Una lunga scia di sangue cominciata nel settembre 2016 e ancora oggi non placata. Un agguato in pieno giorno, in una delle vie più trafficate. Un altro di sera, sempre in centro a colpi di kalashnikov. In mezzo una serie di preoccupanti avvenimenti che non promettono nulla di buono: il ritrovamento di ben due arsenali con ogni tipo di arma da fuoco: bombe a mano, granate pistole e kalashnikov. E’ questo lo scenario che si presenta a Favara da 12 mesi a questa parte. E, proprio da Favara, comincia una lunga scia di sangue che fa tappa anche a Liegi, terza città del Belgio nonché una delle roccaforti degli emigrati agrigentini all’estero. Soprattutto favaresi.

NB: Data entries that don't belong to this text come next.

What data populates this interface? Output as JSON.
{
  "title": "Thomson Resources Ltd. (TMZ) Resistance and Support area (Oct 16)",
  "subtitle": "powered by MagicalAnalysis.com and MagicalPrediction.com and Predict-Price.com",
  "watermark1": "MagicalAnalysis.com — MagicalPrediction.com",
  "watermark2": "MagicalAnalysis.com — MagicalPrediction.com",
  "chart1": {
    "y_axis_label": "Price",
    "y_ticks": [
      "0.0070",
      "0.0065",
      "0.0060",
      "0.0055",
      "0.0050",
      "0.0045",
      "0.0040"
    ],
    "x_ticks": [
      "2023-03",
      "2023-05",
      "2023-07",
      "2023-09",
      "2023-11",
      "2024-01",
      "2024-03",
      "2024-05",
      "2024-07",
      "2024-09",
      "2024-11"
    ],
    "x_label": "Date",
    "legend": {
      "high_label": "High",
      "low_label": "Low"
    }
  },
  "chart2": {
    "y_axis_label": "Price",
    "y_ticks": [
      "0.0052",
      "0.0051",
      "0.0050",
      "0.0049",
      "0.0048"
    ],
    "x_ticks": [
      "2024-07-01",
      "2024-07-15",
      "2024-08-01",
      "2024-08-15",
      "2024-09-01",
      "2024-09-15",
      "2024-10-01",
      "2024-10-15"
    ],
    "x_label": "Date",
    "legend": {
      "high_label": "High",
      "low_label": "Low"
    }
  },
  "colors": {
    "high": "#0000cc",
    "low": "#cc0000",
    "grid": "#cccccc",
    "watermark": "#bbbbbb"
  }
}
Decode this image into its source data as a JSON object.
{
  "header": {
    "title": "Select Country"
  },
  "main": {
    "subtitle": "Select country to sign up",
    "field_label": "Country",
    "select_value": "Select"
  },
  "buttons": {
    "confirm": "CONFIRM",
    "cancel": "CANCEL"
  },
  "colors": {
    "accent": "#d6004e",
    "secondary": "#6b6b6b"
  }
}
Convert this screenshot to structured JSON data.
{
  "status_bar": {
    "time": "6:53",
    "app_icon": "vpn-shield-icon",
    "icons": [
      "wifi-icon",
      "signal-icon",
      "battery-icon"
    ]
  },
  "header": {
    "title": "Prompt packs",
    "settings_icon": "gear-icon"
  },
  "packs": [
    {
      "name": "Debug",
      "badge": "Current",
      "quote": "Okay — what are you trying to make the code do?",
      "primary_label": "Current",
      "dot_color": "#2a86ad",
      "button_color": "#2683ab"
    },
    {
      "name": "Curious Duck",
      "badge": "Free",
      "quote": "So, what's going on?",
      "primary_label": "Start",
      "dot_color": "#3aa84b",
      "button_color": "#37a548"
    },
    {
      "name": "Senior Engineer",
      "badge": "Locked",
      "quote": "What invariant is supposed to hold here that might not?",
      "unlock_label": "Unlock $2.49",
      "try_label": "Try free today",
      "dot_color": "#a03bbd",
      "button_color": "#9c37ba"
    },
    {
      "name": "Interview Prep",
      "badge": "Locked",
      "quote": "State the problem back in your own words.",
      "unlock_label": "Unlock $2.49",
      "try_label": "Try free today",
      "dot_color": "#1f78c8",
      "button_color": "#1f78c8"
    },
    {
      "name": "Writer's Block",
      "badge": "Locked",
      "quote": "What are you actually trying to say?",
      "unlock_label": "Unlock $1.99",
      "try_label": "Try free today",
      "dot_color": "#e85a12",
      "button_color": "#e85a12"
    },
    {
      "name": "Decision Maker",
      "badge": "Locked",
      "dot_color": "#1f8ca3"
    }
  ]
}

Da quel 14 settembre 2016, infatti, sono cambiati gli equilibri all’interno di un qualche disegno criminale: l’omicidio dell’empedoclino Mario Jakelich, 28 anni, freddato con un colpo alla testa all’interno di un condominio di Liegi ed il ferimento – quasi mortale – di Maurizio Di Stefano, 40 anni di Favara. Neanche un mese dopo si ritorna a sparare, questa volta a Favara: a cadere sotto i colpi, 4 per la precisione, è Carmelo Ciffa, 42 anni di Porto Empedocle, ucciso da un sicario in pieno giorno mentre stava potando alcune piante. Ma il sangue continua a non placarsi: il 5 maggio viene assassinato a Liegi, Carmelo Sorce, 51 anni di Favara: stava uscendo dal suo ristorante quando una pioggia di proiettili di kalashnikov lo uccidono. Un ristoratore assassinato come un boss. Venti giorni dopo si ritorna a Favara e le dinamiche sono le stesse: un commando attende Carmelo Nicotra, 35 anni di Favara, davanti il suo magazzino e spara con un kalashnikov. Nicotra, che di mestiere faceva il panettiere con un trascorso a Liegi, rimane ferito ma miracolosamente vivo.

Sono, dunque, questi gli elementi a disposizione degli inquirenti in uno scacchiere sempre più confuso oltre che pericoloso. Le indagini sono in mano alla DDA di Palermo e condotte dalla Squadra Mobile di Agrigento. Da un anno si lavora ininterrottamente per cercare di dare un senso logico a questa concatenazione di eventi. Quel che appare certo è che a Favara la gente è ritornata ad avvertire quella strana percezione di pericolo che ormai da tempo era stata messa alle spalle.